Why do you need a scope?
An oscilloscope, or simply scope, allows the observation of constantly varying signal voltages, usually as a two-dimensional plot of one or more signals as a function of time. Oscilloscopes are used to observe the change a signal over time, such that the signal value and time describe a shape which is continuously graphed. The observed waveform can be analyzed for such properties as amplitude, frequency, rise time, time interval, distortion and others.
A scope is then very useful to capture signals allowing human observation of events too fast or complex to be directly perceptible and record them so that the user can process all the information. Several channels (sources) can be recorded using the same time scale allowing the comparison among them and to understand events that are related between signals.
Where can you get one?
LinuxCNC have a built in scope named HalScope. No need to install or wire anything. It can be accessed from the top bar menu of LinuxCNC.
Running it will show the halscope window similar to the picture below. In this case, only a signal is connected (named axis.1.f-error). To select another signal, simply add another channel or change the signal connected to a existing channel pressing the signal name. A pup-up list will appear where another signal can be selected. This is similar to physically connect probes on standard scopes.
HalScope for tuning
Although on this wiki we are tuning a system on velocity mode, at the end we want that the machine where this axis is being built moves correctly to a position and that it respects the path during the movement. The user do not really care about the analog voltage from the 7i77 to the drive and what the drive does with that analog voltage. The user wants to send position commands, feed rates and it is expected that the machine respects those commands.
Therefore the most important signal for tuning is the signal that holds the difference between the commanded position and the actual position. This signal is know as following error. The name of the following error signal depending on the axis number: axis.0.f-error, axis.1.f-error, ..., axis.n.f-error. Refer to your INI file to know what axis number corresponds to the axis that you want to monitor (x,y,z, ...).
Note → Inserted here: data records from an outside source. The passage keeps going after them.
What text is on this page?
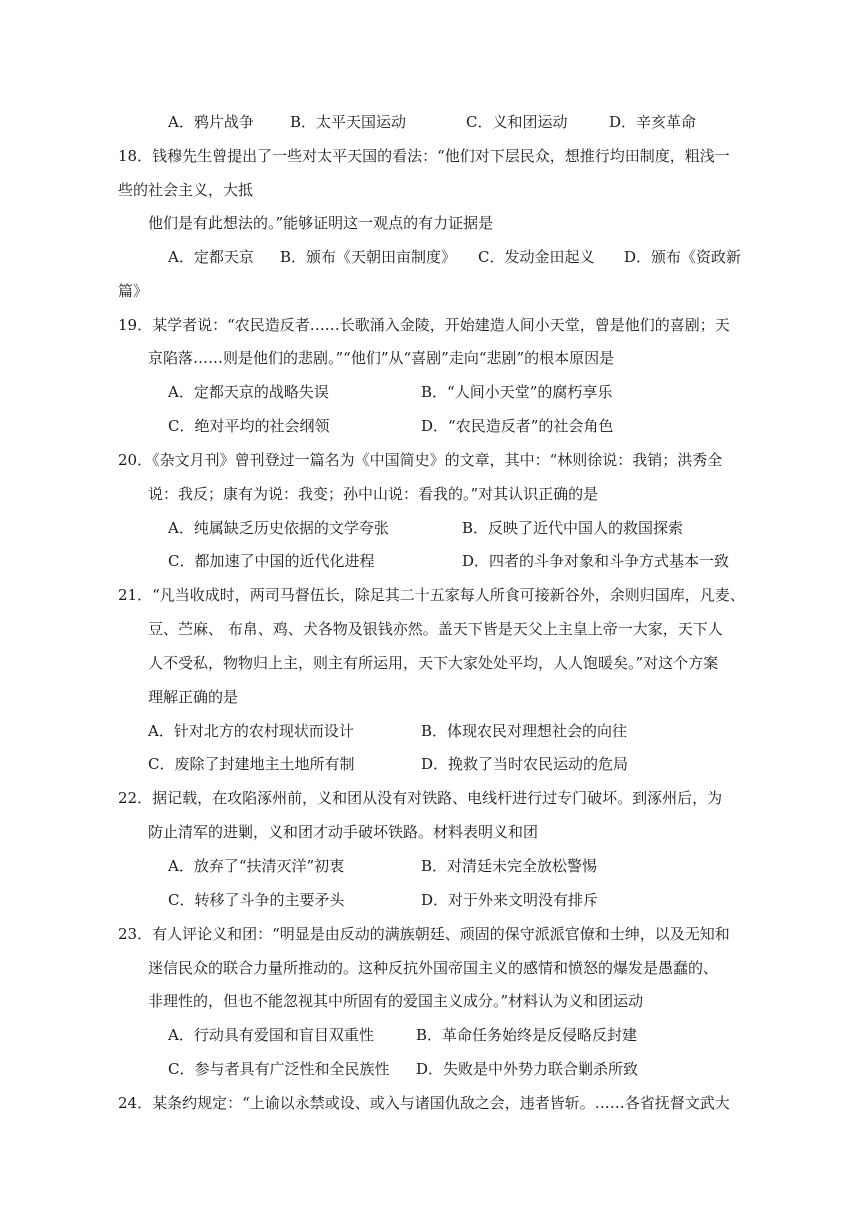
A．鸦片战争 B．太平天国运动	C．义和团运动	D．辛亥革命
18．钱穆先生曾提出了一些对太平天国的看法：“他们对下层民众，想推行均田制度，粗浅一
些的社会主义，大抵
他们是有此想法的。”能够证明这一观点的有力证据是
A．定都天京 B．颁布《天朝田亩制度》 C．发动金田起义 D．颁布《资政新
篇》
19．某学者说：“农民造反者……长歌涌入金陵，开始建造人间小天堂，曾是他们的喜剧；天
京陷落……则是他们的悲剧。”“他们”从“喜剧”走向“悲剧”的根本原因是
A．定都天京的战略失误	B．“人间小天堂”的腐朽享乐
C．绝对平均的社会纲领	D．“农民造反者”的社会角色
20．《杂文月刊》曾刊登过一篇名为《中国简史》的文章，其中：“林则徐说：我销；洪秀全
说：我反；康有为说：我变；孙中山说：看我的。”对其认识正确的是
A．纯属缺乏历史依据的文学夸张	B．反映了近代中国人的救国探索
C．都加速了中国的近代化进程	D．四者的斗争对象和斗争方式基本一致
21．“凡当收成时，两司马督伍长，除足其二十五家每人所食可接新谷外，余则归国库，凡麦、
豆、苎麻、 布帛、鸡、犬各物及银钱亦然。盖天下皆是天父上主皇上帝一大家，天下人
人不受私，物物归上主，则主有所运用，天下大家处处平均，人人饱暖矣。”对这个方案
理解正确的是
A．针对北方的农村现状而设计	B．体现农民对理想社会的向往
C．废除了封建地主土地所有制	D．挽救了当时农民运动的危局
22．据记载，在攻陷涿州前，义和团从没有对铁路、电线杆进行过专门破坏。到涿州后，为
防止清军的进剿，义和团才动手破坏铁路。材料表明义和团
A．放弃了“扶清灭洋”初衷	B．对清廷未完全放松警惕
C．转移了斗争的主要矛头	D．对于外来文明没有排斥
23．有人评论义和团：“明显是由反动的满族朝廷、顽固的保守派派官僚和士绅，以及无知和
迷信民众的联合力量所推动的。这种反抗外国帝国主义的感情和愤怒的爆发是愚蠢的、
非理性的，但也不能忽视其中所固有的爱国主义成分。”材料认为义和团运动
A．行动具有爱国和盲目双重性	B．革命任务始终是反侵略反封建
C．参与者具有广泛性和全民族性 D．失败是中外势力联合剿杀所致
24．某条约规定：“上谕以永禁或设、或入与诸国仇敌之会，违者皆斩。……各省抚督文武大
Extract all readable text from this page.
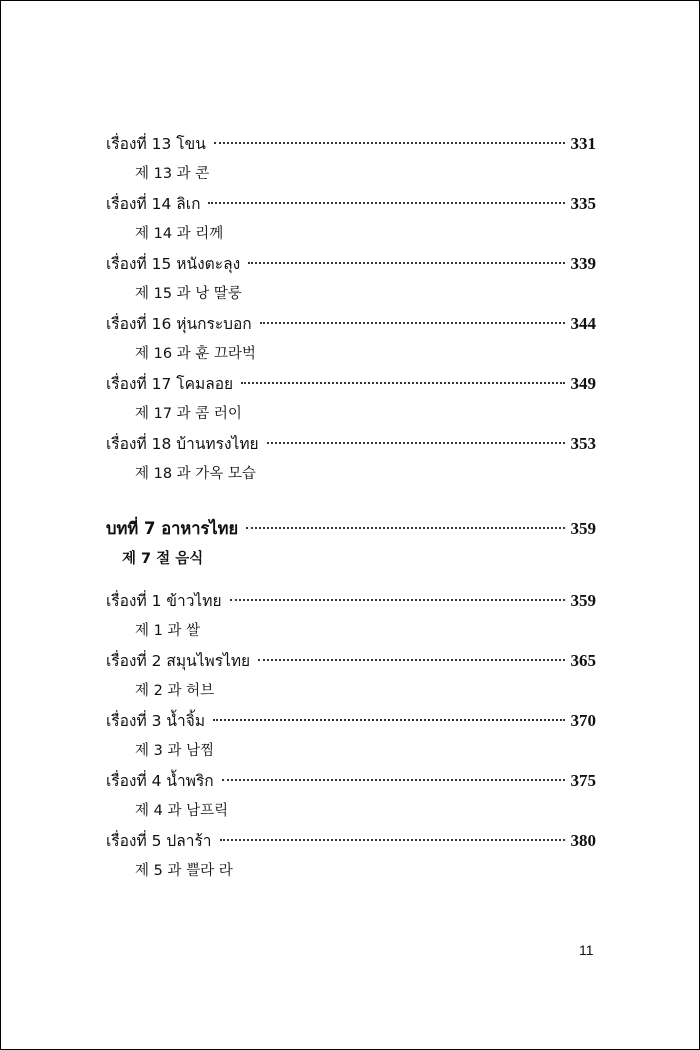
เรื่องที่ 13 โขน	331
제 13 과 콘
เรื่องที่ 14 ลิเก	335
제 14 과 리께
เรื่องที่ 15 หนังตะลุง	339
제 15 과 낭 딸룽
เรื่องที่ 16 หุ่นกระบอก	344
제 16 과 훈 끄라벅
เรื่องที่ 17 โคมลอย	349
제 17 과 콤 러이
เรื่องที่ 18 บ้านทรงไทย	353
제 18 과 가옥 모습
บทที่ 7 อาหารไทย	359
제 7 절 음식
เรื่องที่ 1 ข้าวไทย	359
제 1 과 쌀
เรื่องที่ 2 สมุนไพรไทย	365
제 2 과 허브
เรื่องที่ 3 น้ำจิ้ม	370
제 3 과 남찜
เรื่องที่ 4 น้ำพริก	375
제 4 과 남프릭
เรื่องที่ 5 ปลาร้า	380
제 5 과 쁠라 라
11
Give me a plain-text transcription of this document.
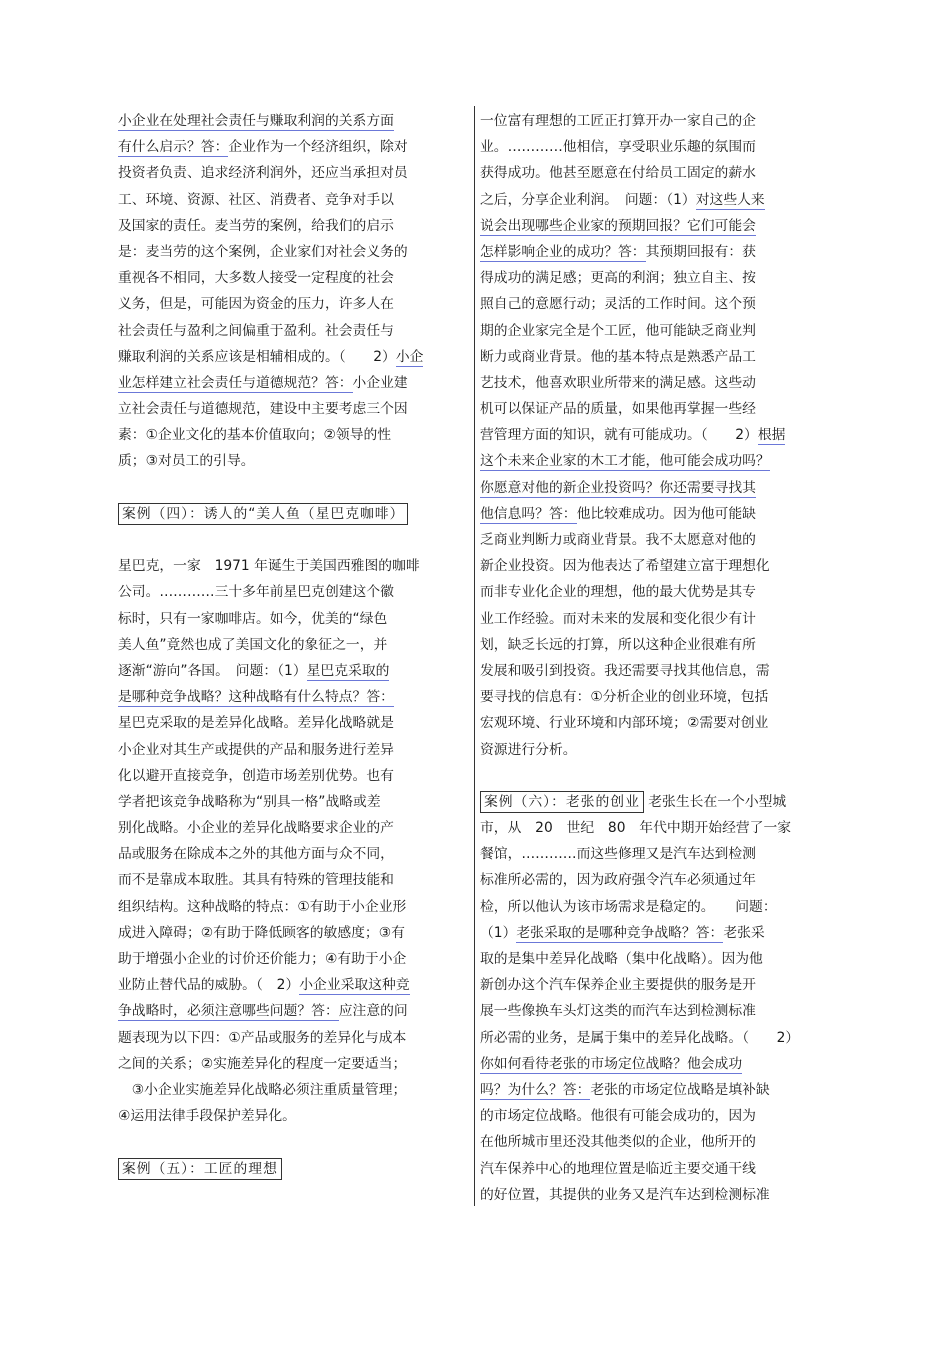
小企业在处理社会责任与赚取利润的关系方面
有什么启示？答：企业作为一个经济组织，除对
投资者负责、追求经济利润外，还应当承担对员
工、环境、资源、社区、消费者、竞争对手以
及国家的责任。麦当劳的案例，给我们的启示
是：麦当劳的这个案例，企业家们对社会义务的
重视各不相同，大多数人接受一定程度的社会
义务，但是，可能因为资金的压力，许多人在
社会责任与盈利之间偏重于盈利。社会责任与
赚取利润的关系应该是相辅相成的。（　　2）小企
业怎样建立社会责任与道德规范？答：小企业建
立社会责任与道德规范，建设中主要考虑三个因
素：①企业文化的基本价值取向；②领导的性
质；③对员工的引导。
案例（四）：诱人的“美人鱼（星巴克咖啡）
星巴克，一家　1971 年诞生于美国西雅图的咖啡
公司。…………三十多年前星巴克创建这个徽
标时，只有一家咖啡店。如今，优美的“绿色
美人鱼”竟然也成了美国文化的象征之一，并
逐渐“游向”各国。　问题：（1）星巴克采取的
是哪种竞争战略？这种战略有什么特点？答：
星巴克采取的是差异化战略。差异化战略就是
小企业对其生产或提供的产品和服务进行差异
化以避开直接竞争，创造市场差别优势。也有
学者把该竞争战略称为“别具一格”战略或差
别化战略。小企业的差异化战略要求企业的产
品或服务在除成本之外的其他方面与众不同，
而不是靠成本取胜。其具有特殊的管理技能和
组织结构。这种战略的特点：①有助于小企业形
成进入障碍；②有助于降低顾客的敏感度；③有
助于增强小企业的讨价还价能力；④有助于小企
业防止替代品的威胁。（　2）小企业采取这种竞
争战略时，必须注意哪些问题？答：应注意的问
题表现为以下四：①产品或服务的差异化与成本
之间的关系；②实施差异化的程度一定要适当；
　③小企业实施差异化战略必须注重质量管理；
④运用法律手段保护差异化。
案例（五）：工匠的理想
一位富有理想的工匠正打算开办一家自己的企
业。…………他相信，享受职业乐趣的氛围而
获得成功。他甚至愿意在付给员工固定的薪水
之后，分享企业利润。　问题：（1）对这些人来
说会出现哪些企业家的预期回报？它们可能会
怎样影响企业的成功？答：其预期回报有：获
得成功的满足感；更高的利润；独立自主、按
照自己的意愿行动；灵活的工作时间。这个预
期的企业家完全是个工匠，他可能缺乏商业判
断力或商业背景。他的基本特点是熟悉产品工
艺技术，他喜欢职业所带来的满足感。这些动
机可以保证产品的质量，如果他再掌握一些经
营管理方面的知识，就有可能成功。（　　2）根据
这个未来企业家的木工才能，他可能会成功吗？
你愿意对他的新企业投资吗？你还需要寻找其
他信息吗？答：他比较难成功。因为他可能缺
乏商业判断力或商业背景。我不太愿意对他的
新企业投资。因为他表达了希望建立富于理想化
而非专业化企业的理想，他的最大优势是其专
业工作经验。而对未来的发展和变化很少有计
划，缺乏长远的打算，所以这种企业很难有所
发展和吸引到投资。我还需要寻找其他信息，需
要寻找的信息有：①分析企业的创业环境，包括
宏观环境、行业环境和内部环境；②需要对创业
资源进行分析。
案例（六）：老张的创业 老张生长在一个小型城
市，从　20　世纪　80　年代中期开始经营了一家
餐馆，…………而这些修理又是汽车达到检测
标准所必需的，因为政府强令汽车必须通过年
检，所以他认为该市场需求是稳定的。　　问题：
（1）老张采取的是哪种竞争战略？答：老张采
取的是集中差异化战略（集中化战略）。因为他
新创办这个汽车保养企业主要提供的服务是开
展一些像换车头灯这类的而汽车达到检测标准
所必需的业务，是属于集中的差异化战略。（　　2）
你如何看待老张的市场定位战略？他会成功
吗？为什么？答：老张的市场定位战略是填补缺
的市场定位战略。他很有可能会成功的，因为
在他所城市里还没其他类似的企业，他所开的
汽车保养中心的地理位置是临近主要交通干线
的好位置，其提供的业务又是汽车达到检测标准
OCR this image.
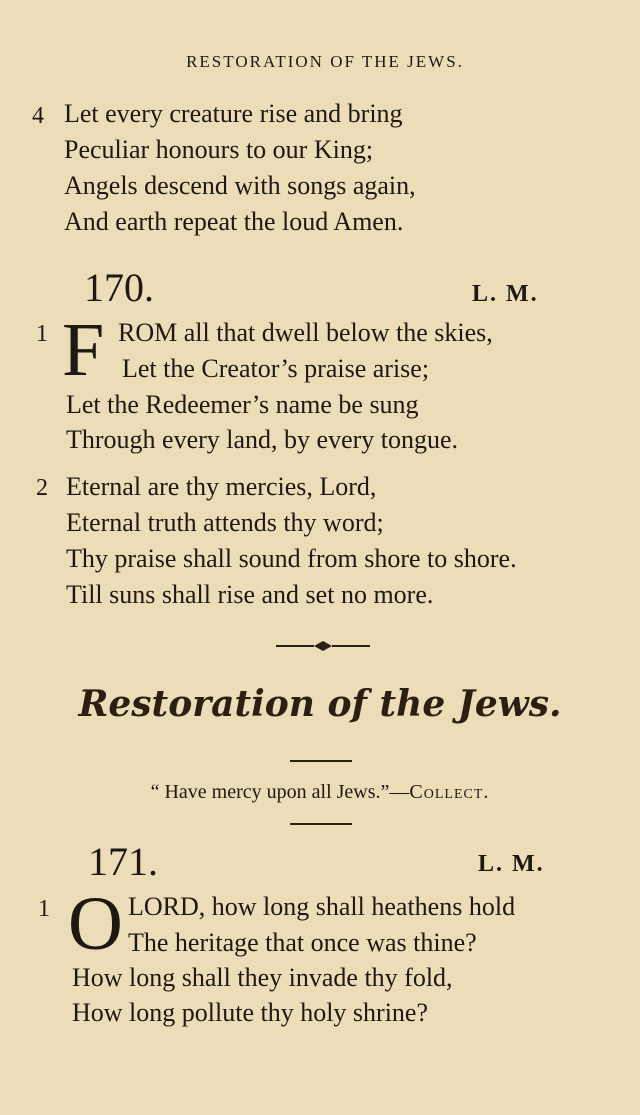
RESTORATION OF THE JEWS.
4 Let every creature rise and bring
Peculiar honours to our King;
Angels descend with songs again,
And earth repeat the loud Amen.
170.	L. M.
1 F ROM all that dwell below the skies,
Let the Creator’s praise arise;
Let the Redeemer’s name be sung
Through every land, by every tongue.
2 Eternal are thy mercies, Lord,
Eternal truth attends thy word;
Thy praise shall sound from shore to shore.
Till suns shall rise and set no more.
Restoration of the Jews.
“ Have mercy upon all Jews.”—Collect.
171.	L. M.
1 O LORD, how long shall heathens hold
The heritage that once was thine?
How long shall they invade thy fold,
How long pollute thy holy shrine?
As you probably noticed nothing is happening on the halscope, at start it is on stop mode, as the stop is selected on the Run Mode group. As a example to start working with the scope place it with the following settings:
- Signal to scope = axis.0.joint-pos.cmd (this will be the signal of axis X, commanded position)
- Vertical scale = set a gain so that you will see the scale at about 10/div (if working in metric)
- Select 8000 samples at 1.00 KHz or similar so that you will have more samples (more recording time)
- Run mode = Single (you will notice that a black bar starts to move)
In our example, before start the halscope add the following appearance:
When the black bar that moves from left to right reaches about half of its total length, the scope enters in TRIGGER? mode, soon after it will display TRIGGERED. When in TRIGGERED mode, the scope will start to record the signal axis.0.joint-pos.cmd and when it finishes, the scope window will graphically represent the recorded data, and this data can be analyzed. To excite the signal, a commanded position must be commanded. In order to do this, while the scope is recording data (triggered status on), select the linuxcnc window leaving the halscope window, and in manual mode, move the X axis right and left. A large monitor is usefull for this task as you can see both the halscope and the main linuxcnc window.
You are now commanding a position, and that position that you are commanding is being recorded by the halscope. Simple and quite powerful if you wanted to analyze what position was commanded in relation to time. Your result will be similar to the image below.
Now you can zoom in/out horizontally (time scale), alter the vertical scale so that each vertical division corresponds to a different value, and if the mouse is passed by part of the signal, the real value is displayed. In the image above, it can be observed that the amplitude of the signal was 15.9855 (in this case millimeters).